Artikel 8:42, eerste lid, van de Awb bepaalt dat binnen vier weken na de dag van verzending van het beroepschrift aan het bestuursorgaan, dit de op de zaak betrekking hebbende stukken aan de rechtbank inzendt.
Appellant heeft in de eerste plaats betoogd dat hij aan de in artikel 8:42, eerste lid, van de Awb neergelegde verplichting heeft voldaan door in beroep naar behoren de op de zaak betrekking hebbende stukken te hebben ingezonden. Hieraan heeft appellant toegevoegd - samengevat - dat niet juist is dat de rechtbank zonder hem te verzoeken ontbrekende stukken in de zenden, toepassing heeft gegeven aan het bepaalde in artikel 8:31 van de Awb zoals zij heeft gedaan.
De Raad onderkent dat, mede gezien de stukken die appellant in hoger beroep heeft ingezonden, bezwaarlijk volgehouden kan worden dat appellant in beroep alle op de zaak betrekking hebbende stukken aan de rechtbank heeft overgelegd. Hij stelt vast dat appellant heeft volstaan met het inzenden van de stukken die naar zijn inzicht essentieel zijn voor het beoordelen van het bestreden besluit in rechte. Dit strookt naar het oordeel van de Raad niet met de tekst en strekking van het bepaalde in artikel 8:42, eerste lid, juncto 8:29 van de Awb.
In het voetspoor van zijn uitspraak van 30 juli 1999, onder andere gepubliceerd in RSV 1999/286, overweegt de Raad voorts dat in artikel 8:31 van de Awb een bevoegdheid van de rechtbank is neergelegd die niet zonder onderzoek naar de relevante feiten en omstandigheden en zonder evenredige belangenafweging kan worden uitgeoefend. Dit betekent dat de rechtbank alvorens gevolgtrekkingen te maken als in dat artikel bedoeld, de desbetreffende partij in de gelegenheid dient te stellen ontbrekende stukken in te zenden, dan wel aan te geven waarom bepaalde stukken niet zijn ingezonden. Aangezien de rechtbank in casu appellant niet de gelegenheid heeft geboden de ontbrekende stukken in te zenden, heeft zij een onjuiste toepassing gegeven aan de haar in artikel 8:31 van de Awb gegeven bevoegdheid.

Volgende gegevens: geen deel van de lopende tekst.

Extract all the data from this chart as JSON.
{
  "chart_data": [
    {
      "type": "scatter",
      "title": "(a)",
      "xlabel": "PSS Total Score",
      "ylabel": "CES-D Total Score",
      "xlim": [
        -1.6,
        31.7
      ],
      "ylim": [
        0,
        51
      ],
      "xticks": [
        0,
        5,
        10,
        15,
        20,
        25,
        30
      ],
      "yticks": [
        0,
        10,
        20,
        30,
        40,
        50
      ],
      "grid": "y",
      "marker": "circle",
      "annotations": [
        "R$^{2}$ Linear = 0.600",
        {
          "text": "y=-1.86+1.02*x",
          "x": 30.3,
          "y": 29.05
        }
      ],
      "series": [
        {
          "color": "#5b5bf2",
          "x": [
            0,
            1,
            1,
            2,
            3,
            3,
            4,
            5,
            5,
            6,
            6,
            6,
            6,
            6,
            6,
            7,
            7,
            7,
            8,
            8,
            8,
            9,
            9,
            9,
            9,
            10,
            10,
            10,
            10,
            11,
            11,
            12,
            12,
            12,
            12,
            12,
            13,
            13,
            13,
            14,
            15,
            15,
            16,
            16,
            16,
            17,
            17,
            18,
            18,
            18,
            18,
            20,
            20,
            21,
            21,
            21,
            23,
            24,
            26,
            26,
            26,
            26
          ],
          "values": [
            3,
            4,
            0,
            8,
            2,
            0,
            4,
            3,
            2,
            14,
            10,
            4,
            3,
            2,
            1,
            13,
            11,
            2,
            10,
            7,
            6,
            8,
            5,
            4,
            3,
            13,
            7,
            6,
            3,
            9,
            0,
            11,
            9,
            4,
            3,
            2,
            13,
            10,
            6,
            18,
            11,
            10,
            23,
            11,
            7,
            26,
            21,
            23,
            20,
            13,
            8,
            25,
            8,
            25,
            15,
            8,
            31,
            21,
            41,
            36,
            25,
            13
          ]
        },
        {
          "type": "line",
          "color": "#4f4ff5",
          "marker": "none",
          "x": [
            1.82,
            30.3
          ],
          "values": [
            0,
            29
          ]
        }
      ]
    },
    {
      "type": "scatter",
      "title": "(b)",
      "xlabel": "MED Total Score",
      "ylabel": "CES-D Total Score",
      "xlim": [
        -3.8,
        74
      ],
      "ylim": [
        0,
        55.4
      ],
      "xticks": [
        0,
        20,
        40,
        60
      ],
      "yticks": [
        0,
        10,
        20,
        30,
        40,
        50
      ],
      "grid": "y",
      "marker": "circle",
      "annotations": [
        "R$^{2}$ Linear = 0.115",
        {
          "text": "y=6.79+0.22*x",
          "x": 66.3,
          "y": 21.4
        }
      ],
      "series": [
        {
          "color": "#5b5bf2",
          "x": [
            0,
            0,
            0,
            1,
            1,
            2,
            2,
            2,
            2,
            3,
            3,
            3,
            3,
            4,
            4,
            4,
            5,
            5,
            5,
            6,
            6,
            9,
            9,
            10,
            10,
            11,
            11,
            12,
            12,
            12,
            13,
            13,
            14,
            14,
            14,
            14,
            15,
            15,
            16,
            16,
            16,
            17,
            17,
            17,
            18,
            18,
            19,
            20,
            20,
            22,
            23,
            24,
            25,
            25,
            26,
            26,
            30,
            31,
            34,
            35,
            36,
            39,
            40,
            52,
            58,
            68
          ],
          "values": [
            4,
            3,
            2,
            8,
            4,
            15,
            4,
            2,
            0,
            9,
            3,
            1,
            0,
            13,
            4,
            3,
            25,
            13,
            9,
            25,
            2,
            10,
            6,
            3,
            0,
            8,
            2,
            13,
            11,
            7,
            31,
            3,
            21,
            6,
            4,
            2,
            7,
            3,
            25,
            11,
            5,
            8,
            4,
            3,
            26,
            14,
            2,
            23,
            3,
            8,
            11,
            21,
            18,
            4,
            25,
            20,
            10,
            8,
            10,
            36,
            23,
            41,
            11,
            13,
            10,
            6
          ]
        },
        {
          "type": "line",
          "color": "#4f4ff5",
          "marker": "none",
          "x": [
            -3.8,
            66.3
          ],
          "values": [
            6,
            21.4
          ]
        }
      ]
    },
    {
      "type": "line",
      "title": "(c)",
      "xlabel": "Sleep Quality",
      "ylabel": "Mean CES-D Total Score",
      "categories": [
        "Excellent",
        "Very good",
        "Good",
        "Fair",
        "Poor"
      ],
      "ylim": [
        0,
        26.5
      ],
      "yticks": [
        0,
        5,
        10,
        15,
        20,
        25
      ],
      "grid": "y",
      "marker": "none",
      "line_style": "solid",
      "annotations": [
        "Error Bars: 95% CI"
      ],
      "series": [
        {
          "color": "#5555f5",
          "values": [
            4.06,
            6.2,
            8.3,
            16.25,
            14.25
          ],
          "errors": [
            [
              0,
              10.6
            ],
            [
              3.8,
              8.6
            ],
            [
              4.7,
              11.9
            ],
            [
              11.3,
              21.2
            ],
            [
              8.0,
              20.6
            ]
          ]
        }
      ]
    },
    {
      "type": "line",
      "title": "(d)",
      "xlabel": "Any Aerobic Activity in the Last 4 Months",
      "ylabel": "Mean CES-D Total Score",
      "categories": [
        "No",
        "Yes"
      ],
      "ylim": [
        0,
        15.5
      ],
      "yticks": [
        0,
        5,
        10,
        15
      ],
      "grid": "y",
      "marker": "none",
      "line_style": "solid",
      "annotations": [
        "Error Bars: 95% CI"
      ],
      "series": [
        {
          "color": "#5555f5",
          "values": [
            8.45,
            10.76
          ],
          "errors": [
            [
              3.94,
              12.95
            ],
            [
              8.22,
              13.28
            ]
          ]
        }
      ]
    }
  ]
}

Dit leidt de Raad tot de conclusie dat de rechtbank bij de aangevallen uitspraak ten onrechte het bestreden besluit reeds met toepassing van artikel 8:31 van de Awb heeft vernietigd. Die uitspraak komt dan ook in zoverre voor vernietiging in aanmerking.
De Raad zal vervolgens onderzoeken of de rechtbank bij de aangevallen uitspraak overigens terecht gronden heeft gevonden het bestreden besluit en het primaire besluit te vernietigen. Dit acht de Raad niet het geval te zijn. Hiertoe neemt hij het volgende in aanmerking.
Het besluit van 30 maart 1998 strekt ertoe dat respectievelijk met ingang van 1 april 1993 en met ingang van
1 september 1994 het recht van gedaagde op bijstand ingevolge de ABW met toepassing van artikel 69, derde lid aanhef en onder a, van de Algemene bijstandswet (Abw) is ingetrokken omdat zij, zonder daarvan mededeling te hebben gedaan, beschikte over middelen - dit in de vorm van een lijfrente van f 24.750,-- per jaar ingaande 1 juli 1992 en met als einddatum 1 februari 2035 - om in de noodzakelijke kosten van het bestaan te voorzien; voorts is bij dat besluit de aan gedaagde verstrekte bijstand over de perioden van 1 april 1993 tot 1 september 1993 en van 1 september 1994 tot 1 september 1996 tot het bedrag van f 51.216,94 teruggevorderd met toepassing van artikel 81, eerste lid, van de Abw, zoals dit voorschrift met ingang van 1 juli 1997 luidt.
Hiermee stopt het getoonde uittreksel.